Hello.
I have been looking at using Elastic to read PDF/TIFF files and using OCR to parse them into the text so that we can use Elastic to build the search on top of it with the contents.
Research and recommendation by a consultant company suggested the use of the following mapper-attachment plugin to handle at least inputting the data into Elastic (not the OCR bit at least):
https://www.elastic.co/guide/en/elasticsearch/plugins/current/mapper-attachments.html
However, that page declares it is deprecated and points to this plugin instead:
https://www.elastic.co/guide/en/elasticsearch/plugins/current/ingest-attachment.html
I cannot find any real difference between the 2, nor can I even find a Github repo for ingest, just mapper. I don't see anything declaring mapper deprecated except on that documentation page.
So, I have several questions arising from this:
-
Is mapper-attachment truly deprecated, and should we be looking to use ingest instead (even though I see no difference)
-
Mapper doesn't claim to support OCR, but said that since the underlying library Tika does (with required dependencies) does, it might out of the box.

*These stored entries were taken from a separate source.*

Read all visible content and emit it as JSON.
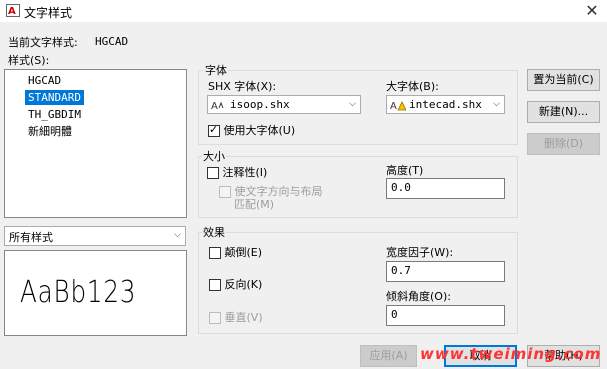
{
  "window": {
    "title": "文字样式",
    "close_label": "✕"
  },
  "current_style_label": "当前文字样式:",
  "current_style_value": "HGCAD",
  "styles_label": "样式(S):",
  "styles": [
    "HGCAD",
    "STANDARD",
    "TH_GBDIM",
    "新細明體"
  ],
  "selected_style": "STANDARD",
  "filter": {
    "value": "所有样式"
  },
  "preview_text": "AaBb123",
  "font_group": {
    "title": "字体",
    "shx_label": "SHX 字体(X):",
    "shx_value": "isoop.shx",
    "big_font_label": "大字体(B):",
    "big_font_value": "intecad.shx",
    "use_big_font_label": "使用大字体(U)",
    "use_big_font_checked": true
  },
  "size_group": {
    "title": "大小",
    "annotative_label": "注释性(I)",
    "match_orientation_line1": "使文字方向与布局",
    "match_orientation_line2": "匹配(M)",
    "height_label": "高度(T)",
    "height_value": "0.0"
  },
  "effects_group": {
    "title": "效果",
    "upside_down_label": "颠倒(E)",
    "backwards_label": "反向(K)",
    "vertical_label": "垂直(V)",
    "width_factor_label": "宽度因子(W):",
    "width_factor_value": "0.7",
    "oblique_label": "倾斜角度(O):",
    "oblique_value": "0"
  },
  "buttons": {
    "set_current": "置为当前(C)",
    "new": "新建(N)...",
    "delete": "删除(D)",
    "apply": "应用(A)",
    "cancel": "取消",
    "help": "帮助(H)"
  },
  "watermark": "www.tweiming.com"
}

Has anyone tried using either of those plugins with OCR and had it work correctly?
-
Is there some other plugin for any part of the Elastic stack which could do this?
This is research, so for now I'm manually running the OCR on the TIFFs and then placing those in Elastic, with some success, so I can tell it's at least possible, but it feels like I'm missing information.
Thanks for the time and thoughts.